Lewis, February 9, 1806
Sunday February 9th 1806
This morning Collins and Wiser set out on a hunting excurtion; they took our Indian canoe and passed the Netul a little above us. in the evening Drewyer returned; had killed nothing but one beaver. he saw one black bear, which is the only one which has been seen in this neighbourhood since our arrival; the Indians inform us that they are abundant but are now in their holes.
in the marshy ground frequently overflown by the tides there grows a species of fir which I take to be the same of No. 5 which it resembles in every particular except that it is more defusely branched and not so large, being seldom more than 30 feet high and 18 inches or 2 feet in diameter; it's being more defusely branched may proceed from it's open situation seldom growing very close. the cone is 21/2 inches in length and 33/4 in it's greatest circumpherence, which is near it's base, and from which it tapers regularly to a point. it is formed of imbricated scales of a bluntly rounded form, thin not very firm and smoth. a thin leaf is inserted into the pith of the cone, which overlays the center of and extends 1/2 an inch beyond the point of each scale. the form of this leaf is somewhat thus overlaying one of the imbricated scales.

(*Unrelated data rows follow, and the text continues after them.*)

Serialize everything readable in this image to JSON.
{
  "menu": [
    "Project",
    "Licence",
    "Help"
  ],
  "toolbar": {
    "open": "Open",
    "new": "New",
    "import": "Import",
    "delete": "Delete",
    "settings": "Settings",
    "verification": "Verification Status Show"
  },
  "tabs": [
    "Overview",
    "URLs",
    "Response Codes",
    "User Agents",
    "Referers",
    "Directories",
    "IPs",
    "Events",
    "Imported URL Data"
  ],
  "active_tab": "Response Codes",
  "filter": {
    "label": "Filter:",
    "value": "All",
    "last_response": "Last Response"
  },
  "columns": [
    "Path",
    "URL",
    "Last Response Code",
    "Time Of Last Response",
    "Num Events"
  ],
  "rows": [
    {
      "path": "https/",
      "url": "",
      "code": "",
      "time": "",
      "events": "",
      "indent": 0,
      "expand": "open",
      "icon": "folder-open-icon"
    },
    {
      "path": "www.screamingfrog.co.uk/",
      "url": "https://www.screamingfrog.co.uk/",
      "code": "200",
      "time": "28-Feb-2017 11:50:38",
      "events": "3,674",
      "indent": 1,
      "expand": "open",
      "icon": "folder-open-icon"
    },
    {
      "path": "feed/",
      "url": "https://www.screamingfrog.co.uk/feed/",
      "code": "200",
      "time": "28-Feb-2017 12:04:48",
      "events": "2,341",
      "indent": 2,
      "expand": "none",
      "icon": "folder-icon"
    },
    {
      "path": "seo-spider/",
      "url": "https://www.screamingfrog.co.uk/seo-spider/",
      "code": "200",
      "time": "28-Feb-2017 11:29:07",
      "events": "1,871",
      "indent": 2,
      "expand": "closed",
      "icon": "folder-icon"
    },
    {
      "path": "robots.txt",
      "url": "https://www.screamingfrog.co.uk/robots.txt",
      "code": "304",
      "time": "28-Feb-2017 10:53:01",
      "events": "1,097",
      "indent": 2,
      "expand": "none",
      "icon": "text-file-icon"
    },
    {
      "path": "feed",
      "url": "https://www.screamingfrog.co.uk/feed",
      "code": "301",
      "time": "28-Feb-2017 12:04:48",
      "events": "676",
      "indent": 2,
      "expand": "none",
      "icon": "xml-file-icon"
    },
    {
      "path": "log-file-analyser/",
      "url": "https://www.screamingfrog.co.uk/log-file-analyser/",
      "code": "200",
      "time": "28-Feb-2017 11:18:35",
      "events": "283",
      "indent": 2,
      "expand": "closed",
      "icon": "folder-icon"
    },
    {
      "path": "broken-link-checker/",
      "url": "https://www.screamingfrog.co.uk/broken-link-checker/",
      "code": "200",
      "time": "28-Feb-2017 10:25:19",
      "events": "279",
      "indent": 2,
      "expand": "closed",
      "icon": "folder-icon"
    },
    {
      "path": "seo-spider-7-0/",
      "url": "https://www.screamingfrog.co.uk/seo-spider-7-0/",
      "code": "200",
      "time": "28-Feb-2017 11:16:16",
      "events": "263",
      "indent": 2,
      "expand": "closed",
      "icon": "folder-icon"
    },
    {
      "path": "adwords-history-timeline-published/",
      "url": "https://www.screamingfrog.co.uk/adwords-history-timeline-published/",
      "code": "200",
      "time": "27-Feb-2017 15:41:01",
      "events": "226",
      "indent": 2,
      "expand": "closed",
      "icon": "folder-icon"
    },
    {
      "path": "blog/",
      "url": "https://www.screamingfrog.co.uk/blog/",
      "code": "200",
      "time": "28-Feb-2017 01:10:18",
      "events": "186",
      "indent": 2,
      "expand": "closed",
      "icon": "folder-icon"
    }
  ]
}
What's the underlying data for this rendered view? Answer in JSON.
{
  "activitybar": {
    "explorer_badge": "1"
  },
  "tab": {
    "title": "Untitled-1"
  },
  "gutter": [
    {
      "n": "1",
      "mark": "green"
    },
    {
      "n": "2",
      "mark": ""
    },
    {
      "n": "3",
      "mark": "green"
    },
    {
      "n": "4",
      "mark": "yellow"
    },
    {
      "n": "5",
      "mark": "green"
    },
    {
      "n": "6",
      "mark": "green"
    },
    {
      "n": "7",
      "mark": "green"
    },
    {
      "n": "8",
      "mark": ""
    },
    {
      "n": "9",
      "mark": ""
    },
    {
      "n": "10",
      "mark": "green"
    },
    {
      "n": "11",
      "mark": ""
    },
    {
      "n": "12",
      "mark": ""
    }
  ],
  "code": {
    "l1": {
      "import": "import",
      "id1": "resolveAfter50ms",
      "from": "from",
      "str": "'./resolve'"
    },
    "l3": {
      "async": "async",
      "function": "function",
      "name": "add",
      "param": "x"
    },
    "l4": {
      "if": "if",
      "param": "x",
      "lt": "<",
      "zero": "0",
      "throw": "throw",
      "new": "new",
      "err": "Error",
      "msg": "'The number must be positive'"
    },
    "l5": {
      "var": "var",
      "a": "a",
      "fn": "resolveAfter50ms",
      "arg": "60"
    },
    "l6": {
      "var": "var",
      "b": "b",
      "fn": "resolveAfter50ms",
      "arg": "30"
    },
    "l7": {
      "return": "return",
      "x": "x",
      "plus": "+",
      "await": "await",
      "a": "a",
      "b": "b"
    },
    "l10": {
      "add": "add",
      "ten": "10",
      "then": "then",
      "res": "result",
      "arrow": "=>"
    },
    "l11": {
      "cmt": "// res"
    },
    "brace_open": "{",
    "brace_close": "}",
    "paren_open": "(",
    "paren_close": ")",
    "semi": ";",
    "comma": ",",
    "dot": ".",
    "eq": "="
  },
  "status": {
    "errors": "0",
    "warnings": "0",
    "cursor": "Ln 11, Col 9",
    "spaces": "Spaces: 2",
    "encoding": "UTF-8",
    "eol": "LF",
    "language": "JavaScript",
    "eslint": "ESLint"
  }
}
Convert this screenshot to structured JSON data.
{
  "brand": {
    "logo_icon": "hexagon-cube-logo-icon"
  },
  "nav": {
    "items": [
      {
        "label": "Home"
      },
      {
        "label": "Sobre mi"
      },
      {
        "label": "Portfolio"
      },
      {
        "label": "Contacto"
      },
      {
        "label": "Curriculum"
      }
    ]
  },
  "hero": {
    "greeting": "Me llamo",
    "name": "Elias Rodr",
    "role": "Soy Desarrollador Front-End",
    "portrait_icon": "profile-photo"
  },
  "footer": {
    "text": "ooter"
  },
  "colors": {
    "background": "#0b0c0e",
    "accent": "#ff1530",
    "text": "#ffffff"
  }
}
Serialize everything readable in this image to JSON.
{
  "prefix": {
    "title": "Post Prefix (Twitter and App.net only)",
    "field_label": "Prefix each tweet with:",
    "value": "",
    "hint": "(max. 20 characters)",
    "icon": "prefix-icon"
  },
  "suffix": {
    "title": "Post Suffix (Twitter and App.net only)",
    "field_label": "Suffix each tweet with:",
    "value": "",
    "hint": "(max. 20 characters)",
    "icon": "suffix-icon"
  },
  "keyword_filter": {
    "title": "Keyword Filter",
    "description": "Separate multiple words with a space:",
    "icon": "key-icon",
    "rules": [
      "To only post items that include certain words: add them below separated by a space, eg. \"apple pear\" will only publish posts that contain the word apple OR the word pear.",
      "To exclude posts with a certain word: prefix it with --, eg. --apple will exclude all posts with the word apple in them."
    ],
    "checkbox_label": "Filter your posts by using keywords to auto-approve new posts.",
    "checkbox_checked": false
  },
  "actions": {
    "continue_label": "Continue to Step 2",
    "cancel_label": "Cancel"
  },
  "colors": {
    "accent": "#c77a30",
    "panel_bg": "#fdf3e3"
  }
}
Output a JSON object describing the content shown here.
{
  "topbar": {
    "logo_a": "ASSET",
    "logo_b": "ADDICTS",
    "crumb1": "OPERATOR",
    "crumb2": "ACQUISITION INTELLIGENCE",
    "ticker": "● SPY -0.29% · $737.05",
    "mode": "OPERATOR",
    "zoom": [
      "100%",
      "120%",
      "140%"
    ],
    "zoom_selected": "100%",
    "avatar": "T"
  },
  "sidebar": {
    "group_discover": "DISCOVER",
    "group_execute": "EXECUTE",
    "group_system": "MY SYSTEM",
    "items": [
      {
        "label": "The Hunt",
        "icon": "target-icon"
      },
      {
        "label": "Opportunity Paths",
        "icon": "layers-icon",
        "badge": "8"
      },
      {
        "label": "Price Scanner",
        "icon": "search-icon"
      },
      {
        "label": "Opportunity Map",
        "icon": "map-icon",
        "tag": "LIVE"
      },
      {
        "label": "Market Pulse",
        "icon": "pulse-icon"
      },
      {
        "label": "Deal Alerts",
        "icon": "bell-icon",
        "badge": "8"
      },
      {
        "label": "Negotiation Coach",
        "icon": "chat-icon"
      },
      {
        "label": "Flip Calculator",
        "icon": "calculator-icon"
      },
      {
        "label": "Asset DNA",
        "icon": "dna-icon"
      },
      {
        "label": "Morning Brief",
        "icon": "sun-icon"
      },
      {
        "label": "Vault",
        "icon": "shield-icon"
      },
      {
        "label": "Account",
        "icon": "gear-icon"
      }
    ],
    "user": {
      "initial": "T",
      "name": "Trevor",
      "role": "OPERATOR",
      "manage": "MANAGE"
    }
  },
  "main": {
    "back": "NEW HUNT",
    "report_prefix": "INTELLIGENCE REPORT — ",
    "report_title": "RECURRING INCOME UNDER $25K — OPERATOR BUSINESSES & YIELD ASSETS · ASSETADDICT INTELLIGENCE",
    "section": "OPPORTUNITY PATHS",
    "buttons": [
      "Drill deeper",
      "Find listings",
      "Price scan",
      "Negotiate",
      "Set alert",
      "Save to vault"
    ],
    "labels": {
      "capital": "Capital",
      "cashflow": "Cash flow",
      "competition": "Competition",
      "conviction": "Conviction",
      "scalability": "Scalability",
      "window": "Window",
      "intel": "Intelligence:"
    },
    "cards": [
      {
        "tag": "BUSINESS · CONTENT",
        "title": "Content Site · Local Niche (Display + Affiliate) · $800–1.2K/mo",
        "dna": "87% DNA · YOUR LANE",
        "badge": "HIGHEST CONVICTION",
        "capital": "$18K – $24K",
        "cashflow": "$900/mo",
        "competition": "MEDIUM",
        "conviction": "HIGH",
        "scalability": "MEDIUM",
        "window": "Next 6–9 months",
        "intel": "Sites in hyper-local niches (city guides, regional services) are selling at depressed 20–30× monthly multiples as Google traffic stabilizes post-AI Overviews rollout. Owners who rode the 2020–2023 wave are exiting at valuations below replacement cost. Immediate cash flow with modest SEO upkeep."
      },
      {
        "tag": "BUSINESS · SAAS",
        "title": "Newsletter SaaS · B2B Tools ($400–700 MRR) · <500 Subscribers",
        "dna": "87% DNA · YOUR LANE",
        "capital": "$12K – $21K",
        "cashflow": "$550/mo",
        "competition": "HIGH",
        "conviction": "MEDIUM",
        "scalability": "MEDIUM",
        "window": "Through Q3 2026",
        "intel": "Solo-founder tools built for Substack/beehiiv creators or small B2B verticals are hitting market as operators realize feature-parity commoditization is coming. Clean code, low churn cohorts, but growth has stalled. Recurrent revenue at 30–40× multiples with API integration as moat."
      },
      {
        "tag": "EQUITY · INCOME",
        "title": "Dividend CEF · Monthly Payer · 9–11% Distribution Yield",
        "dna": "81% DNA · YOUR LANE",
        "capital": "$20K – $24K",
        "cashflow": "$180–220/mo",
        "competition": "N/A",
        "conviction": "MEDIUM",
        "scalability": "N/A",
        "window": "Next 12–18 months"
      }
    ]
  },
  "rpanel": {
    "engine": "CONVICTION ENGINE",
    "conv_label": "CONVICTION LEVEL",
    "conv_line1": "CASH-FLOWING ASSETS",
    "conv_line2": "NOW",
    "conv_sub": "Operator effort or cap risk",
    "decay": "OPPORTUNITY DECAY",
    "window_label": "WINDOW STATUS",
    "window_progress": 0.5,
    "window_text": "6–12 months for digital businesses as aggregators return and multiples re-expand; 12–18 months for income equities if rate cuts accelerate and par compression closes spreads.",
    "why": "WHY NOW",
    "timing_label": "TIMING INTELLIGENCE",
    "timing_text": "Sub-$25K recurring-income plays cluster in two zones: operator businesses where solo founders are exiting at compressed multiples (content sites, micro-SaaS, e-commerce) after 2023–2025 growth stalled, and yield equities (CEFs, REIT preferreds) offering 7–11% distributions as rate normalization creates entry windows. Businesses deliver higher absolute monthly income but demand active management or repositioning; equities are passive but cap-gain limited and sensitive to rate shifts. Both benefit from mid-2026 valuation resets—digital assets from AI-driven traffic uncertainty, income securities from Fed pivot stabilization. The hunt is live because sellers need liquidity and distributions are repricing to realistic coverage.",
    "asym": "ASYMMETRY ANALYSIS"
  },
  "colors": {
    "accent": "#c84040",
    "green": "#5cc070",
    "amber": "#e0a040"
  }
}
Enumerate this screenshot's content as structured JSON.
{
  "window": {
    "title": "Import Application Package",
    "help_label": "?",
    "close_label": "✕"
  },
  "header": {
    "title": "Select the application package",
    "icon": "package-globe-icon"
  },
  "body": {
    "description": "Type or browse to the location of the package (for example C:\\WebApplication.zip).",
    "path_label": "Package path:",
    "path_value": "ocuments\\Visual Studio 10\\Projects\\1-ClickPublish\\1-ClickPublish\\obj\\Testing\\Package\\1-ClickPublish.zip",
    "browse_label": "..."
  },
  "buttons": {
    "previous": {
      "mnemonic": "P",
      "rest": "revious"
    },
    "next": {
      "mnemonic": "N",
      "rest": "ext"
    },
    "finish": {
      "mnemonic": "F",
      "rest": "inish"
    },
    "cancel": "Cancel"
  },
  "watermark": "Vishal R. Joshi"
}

The stem of the black alder of this country before mentioned as arriving to great size, is simply branching and defuse. the bark is smooth of a light colour with white coloured spreading spots or blotches, resembling much that of the beech; the leaf fructification &c is precisely that of the common alder of our country. these trees grow seperately from different roots and not in clusters or clumps as those of the Atlantic states. fearing that our meat would spoil we set six men to jurking it.